Vous vous en êtes sorti sans l’argent de la publicité ?
Oui, contrairement aux deux précédents films de La trilogie des vivants, nous avons financé Un pigeon sans faire de films publicitaires durant la production. Même si cet argent aurait pu servir, j’étais satisfait de pouvoir me concentrer entièrement sur le film.
Quand Chansons du deuxième étage est sorti en 2000, vous avez décrit votre style comme une sorte de “trivialité”. Est-ce toujours valable ?
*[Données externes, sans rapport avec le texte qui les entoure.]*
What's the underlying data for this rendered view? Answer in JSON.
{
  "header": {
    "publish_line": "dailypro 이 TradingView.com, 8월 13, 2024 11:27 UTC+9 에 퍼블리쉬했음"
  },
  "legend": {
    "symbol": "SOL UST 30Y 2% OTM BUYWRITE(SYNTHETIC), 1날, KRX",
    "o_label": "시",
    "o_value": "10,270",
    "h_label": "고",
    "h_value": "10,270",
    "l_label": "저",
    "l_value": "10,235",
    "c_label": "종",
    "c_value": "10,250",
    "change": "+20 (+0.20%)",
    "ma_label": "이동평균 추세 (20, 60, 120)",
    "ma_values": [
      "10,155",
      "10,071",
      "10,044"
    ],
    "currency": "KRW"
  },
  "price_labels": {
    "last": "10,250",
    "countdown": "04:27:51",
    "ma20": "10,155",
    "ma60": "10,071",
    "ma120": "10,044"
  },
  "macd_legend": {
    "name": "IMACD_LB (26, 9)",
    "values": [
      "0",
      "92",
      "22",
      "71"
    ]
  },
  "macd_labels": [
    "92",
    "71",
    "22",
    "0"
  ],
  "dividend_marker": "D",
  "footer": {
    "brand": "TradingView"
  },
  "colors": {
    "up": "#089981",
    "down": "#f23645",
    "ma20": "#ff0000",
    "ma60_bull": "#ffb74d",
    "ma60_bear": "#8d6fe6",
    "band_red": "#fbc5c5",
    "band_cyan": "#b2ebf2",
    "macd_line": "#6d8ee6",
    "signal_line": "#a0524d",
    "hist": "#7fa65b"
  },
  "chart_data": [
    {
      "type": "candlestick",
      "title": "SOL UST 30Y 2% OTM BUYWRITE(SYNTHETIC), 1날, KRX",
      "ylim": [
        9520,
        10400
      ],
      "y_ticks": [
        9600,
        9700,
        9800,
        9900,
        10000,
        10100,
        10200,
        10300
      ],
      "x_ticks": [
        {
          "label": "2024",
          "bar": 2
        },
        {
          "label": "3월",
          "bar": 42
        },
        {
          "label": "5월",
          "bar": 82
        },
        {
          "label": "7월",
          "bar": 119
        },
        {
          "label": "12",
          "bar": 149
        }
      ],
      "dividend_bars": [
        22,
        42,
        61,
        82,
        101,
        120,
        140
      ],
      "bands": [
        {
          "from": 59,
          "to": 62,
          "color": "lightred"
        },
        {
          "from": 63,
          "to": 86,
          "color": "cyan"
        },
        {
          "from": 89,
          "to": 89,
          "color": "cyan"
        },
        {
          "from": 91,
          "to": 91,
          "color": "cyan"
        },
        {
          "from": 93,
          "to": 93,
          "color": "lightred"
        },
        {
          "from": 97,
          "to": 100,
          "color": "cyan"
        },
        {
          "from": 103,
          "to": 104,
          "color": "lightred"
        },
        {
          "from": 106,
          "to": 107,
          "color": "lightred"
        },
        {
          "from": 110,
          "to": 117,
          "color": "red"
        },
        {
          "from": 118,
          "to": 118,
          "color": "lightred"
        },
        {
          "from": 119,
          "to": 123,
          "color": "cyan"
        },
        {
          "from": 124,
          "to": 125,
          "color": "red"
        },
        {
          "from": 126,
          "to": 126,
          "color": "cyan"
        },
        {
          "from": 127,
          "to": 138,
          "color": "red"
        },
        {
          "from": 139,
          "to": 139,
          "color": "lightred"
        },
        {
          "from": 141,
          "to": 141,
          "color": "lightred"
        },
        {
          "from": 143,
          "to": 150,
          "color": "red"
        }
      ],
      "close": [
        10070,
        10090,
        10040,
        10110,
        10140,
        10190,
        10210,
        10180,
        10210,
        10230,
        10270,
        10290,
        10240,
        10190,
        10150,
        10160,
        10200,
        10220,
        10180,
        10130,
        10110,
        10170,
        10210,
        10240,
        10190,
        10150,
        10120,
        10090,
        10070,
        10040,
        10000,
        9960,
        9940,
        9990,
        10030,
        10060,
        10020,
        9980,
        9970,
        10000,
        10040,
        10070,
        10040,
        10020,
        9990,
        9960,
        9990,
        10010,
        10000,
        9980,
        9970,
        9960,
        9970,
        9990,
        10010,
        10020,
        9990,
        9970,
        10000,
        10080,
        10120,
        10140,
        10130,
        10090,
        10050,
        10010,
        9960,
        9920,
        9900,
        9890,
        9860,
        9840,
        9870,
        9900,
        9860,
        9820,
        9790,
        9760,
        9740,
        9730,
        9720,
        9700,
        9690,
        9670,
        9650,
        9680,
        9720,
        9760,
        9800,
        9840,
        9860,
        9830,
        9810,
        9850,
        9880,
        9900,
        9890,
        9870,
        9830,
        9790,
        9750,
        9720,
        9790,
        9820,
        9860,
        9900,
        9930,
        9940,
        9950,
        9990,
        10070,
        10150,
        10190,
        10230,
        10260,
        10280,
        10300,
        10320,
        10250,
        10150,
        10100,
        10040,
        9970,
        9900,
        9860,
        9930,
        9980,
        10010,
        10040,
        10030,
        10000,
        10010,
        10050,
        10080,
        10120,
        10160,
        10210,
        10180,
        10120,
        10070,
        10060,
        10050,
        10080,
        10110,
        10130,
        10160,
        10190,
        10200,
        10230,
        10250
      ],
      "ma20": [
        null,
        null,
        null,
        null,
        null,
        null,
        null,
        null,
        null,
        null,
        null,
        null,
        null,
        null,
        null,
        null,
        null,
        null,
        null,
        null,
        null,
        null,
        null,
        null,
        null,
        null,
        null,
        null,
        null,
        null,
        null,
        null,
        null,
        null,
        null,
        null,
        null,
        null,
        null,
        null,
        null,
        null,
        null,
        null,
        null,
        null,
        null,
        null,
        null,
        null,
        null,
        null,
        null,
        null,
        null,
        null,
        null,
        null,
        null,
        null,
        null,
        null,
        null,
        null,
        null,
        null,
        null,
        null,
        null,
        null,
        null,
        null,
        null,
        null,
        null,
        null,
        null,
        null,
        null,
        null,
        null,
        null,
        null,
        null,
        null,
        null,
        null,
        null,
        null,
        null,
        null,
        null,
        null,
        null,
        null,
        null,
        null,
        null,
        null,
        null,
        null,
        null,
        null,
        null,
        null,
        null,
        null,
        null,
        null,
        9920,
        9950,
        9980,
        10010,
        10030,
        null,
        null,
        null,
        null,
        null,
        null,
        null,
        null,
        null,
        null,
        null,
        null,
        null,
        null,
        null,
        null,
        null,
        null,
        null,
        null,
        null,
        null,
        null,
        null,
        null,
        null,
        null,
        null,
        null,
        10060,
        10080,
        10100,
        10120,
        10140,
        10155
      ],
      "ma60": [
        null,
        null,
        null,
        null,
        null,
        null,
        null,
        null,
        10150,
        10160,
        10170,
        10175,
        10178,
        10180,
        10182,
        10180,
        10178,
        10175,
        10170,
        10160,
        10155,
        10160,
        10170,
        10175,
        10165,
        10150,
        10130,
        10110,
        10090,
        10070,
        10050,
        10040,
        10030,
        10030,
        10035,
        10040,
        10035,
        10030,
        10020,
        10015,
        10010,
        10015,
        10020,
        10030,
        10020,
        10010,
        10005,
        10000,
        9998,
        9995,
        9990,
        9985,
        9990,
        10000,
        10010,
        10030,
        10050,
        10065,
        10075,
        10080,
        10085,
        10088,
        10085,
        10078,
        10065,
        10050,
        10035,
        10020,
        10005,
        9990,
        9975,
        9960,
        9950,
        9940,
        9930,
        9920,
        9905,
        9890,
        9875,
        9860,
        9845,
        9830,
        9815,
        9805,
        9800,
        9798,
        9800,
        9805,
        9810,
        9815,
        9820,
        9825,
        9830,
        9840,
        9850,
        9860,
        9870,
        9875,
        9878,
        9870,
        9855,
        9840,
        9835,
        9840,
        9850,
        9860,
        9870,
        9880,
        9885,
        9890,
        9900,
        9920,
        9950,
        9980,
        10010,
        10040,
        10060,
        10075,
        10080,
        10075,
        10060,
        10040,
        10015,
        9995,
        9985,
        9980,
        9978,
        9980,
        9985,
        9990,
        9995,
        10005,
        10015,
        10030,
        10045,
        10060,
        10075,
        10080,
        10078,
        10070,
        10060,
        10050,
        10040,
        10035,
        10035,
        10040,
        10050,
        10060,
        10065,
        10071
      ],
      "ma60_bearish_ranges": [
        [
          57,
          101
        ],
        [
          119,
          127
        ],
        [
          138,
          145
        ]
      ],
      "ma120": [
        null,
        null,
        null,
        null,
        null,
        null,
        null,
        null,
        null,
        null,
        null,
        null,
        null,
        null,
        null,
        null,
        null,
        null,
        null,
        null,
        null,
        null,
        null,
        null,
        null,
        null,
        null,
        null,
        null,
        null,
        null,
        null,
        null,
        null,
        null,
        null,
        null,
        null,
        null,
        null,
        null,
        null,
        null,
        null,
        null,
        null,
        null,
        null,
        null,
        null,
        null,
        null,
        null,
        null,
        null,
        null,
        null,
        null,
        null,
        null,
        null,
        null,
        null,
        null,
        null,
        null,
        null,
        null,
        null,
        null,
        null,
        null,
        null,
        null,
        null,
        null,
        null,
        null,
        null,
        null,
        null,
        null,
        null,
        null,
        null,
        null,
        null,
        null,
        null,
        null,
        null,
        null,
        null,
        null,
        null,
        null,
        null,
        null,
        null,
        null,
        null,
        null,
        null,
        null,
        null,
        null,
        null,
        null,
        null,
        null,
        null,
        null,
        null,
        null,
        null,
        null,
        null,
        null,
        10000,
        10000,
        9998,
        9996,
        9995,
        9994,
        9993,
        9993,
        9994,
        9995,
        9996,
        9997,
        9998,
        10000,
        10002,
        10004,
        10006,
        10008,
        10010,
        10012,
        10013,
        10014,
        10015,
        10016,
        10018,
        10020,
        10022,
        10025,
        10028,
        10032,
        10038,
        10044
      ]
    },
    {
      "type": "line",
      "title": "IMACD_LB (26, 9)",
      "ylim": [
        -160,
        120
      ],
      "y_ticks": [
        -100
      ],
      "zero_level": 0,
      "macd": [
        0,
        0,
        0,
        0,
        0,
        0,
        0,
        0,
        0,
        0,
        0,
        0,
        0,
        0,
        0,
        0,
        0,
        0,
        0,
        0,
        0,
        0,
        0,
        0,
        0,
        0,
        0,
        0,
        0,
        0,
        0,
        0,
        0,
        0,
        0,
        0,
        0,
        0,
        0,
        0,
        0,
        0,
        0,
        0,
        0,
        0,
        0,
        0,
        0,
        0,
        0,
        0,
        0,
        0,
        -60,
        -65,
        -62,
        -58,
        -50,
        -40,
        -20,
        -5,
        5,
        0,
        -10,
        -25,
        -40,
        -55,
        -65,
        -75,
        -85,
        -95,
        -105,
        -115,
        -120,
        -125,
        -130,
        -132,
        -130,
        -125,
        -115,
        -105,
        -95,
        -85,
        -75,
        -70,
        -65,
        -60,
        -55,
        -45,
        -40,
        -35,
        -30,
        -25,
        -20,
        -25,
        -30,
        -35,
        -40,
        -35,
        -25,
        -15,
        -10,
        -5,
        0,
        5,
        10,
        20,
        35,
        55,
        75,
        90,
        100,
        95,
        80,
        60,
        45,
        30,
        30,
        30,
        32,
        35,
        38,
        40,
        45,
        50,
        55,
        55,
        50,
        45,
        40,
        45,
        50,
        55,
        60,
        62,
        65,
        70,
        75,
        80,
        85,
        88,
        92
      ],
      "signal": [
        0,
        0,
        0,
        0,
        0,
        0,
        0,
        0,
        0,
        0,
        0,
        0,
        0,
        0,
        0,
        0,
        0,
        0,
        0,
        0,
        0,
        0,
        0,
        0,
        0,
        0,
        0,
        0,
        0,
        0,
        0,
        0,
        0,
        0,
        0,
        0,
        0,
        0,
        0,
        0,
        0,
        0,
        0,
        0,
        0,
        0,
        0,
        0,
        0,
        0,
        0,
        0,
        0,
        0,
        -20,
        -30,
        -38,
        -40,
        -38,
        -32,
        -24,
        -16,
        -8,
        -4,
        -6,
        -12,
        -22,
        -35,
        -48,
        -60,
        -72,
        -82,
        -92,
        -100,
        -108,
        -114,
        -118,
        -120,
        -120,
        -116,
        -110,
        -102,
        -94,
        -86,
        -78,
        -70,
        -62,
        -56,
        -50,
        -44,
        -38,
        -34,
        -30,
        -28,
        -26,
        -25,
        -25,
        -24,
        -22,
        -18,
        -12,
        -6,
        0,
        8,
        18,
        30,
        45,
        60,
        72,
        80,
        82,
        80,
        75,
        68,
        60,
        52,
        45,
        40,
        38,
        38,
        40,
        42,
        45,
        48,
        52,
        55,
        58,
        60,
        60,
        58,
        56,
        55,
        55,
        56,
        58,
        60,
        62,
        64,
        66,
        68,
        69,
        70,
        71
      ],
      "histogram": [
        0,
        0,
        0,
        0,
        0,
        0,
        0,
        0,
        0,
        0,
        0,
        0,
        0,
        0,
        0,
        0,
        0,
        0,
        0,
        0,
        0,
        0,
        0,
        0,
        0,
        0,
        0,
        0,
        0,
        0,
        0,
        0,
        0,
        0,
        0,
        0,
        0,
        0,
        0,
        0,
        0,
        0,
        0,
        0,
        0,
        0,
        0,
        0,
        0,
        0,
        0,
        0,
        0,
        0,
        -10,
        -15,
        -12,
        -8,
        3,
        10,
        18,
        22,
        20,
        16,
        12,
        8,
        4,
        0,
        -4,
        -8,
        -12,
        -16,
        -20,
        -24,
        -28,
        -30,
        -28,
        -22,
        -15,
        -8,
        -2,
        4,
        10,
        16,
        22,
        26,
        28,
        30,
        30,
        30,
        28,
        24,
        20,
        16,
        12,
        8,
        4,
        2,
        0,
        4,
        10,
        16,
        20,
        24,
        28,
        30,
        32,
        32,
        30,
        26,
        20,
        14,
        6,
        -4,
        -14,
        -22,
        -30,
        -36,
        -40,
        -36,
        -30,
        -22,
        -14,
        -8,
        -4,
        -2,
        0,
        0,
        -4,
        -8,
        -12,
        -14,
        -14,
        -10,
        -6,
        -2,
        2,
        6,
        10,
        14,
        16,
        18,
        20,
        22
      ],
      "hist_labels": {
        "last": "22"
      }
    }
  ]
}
Oui, je pense qu’Un pigeon est un exemple encore plus clair de ce que je considère comme de la “trivialité”. Ça se réfère à ce qui est trivial, sublimé en expérience plus attirante. C’est aussi valable pour la peinture en général. Toute l’histoire de l’art est remplie de trivialités, parce qu’elles font partie de nos vies, de nos prémisses de vie. J’aime ça, et à l’avenir je voudrais devenir encore plus trivial que je ne l’ai été dans ce film. Encore plus que dans les scènes avec le roi de Suède, Charles XII, en route pour le champ de Poltava, où il apparaît de manière inattendue dans une situation très triviale, ayant soif et ensuite besoin d’aller aux toilettes.
L’homosexualité supposée de Charles XII est-elle accentuée afin de rendre plus humain ce conquérant très masculin ?
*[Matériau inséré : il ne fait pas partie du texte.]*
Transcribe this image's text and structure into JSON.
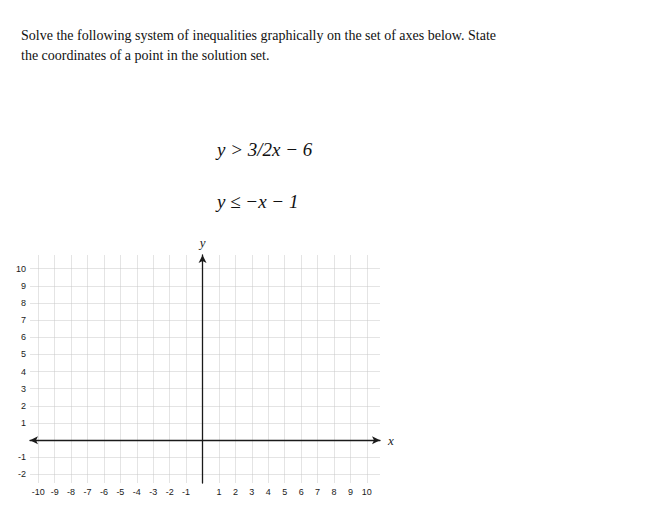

En Suède, il est généralement considéré comme un véritable macho. Et par conséquent, comme un symbole fort pour beaucoup d’organisations de droite. Mais maintenant, j’éprouve un grand respect pour la beauté de la scène, surtout lorsque le roi se sent soudain si attaché au jeune barman. J’en suis très satisfait. Au fond, peu importe la position qu’on a dans la société, les gens sont sensibles et vulnérables. C’est principalement ça que je cherche à illustrer dans mon travail.
Pensez-vous qu’il y a un manque de compassion et d’empathie croissant dans le monde ?
La compassion fait partie de chacun à un moment donné. C’est une grande tristesse pour moi, et pour nous tous, que cet élément soit souvent réprimé au nom du mercantilisme. Je pense à Emmanuel Lévinas parlant du visage de l’être humain et du respect pour une autre existence, un autre présent, ce qui est gratifiant. Dans une scène du film, un vieil homme regrette le comportement mesquin et peu généreux qu’il a eu tout au long de sa vie : “Voilà pourquoi j’ai été si malheureux”, déclare-t-il à un serveur. Mais les mots ne suffisent pas pour comprendre pleinement et communiquer totalement – cela explique d’une certaine manière la carence de mots dans La trilogie des vivants. Je pense que le portrait visuel de l’être humain, dans la peinture ou au cinéma, nous en dit plus que les mots. Je ne peux pas l’expliquer autrement. C’est aussi pour cette raison que j’aime Beckett – En attendant Godot, par exemple ; c’est si trivial, si laconique, avec ces gens qui se comprennent de travers. Pourtant, c’est tellement vrai. Mes scènes sont censées montrer les malentendus et les erreurs faites par des gens qui se rencontrent, mais ne sont pas sur la même longueur d’onde, parce qu’ils sont pressés par le temps dans la poursuite de ce qui leur semble important.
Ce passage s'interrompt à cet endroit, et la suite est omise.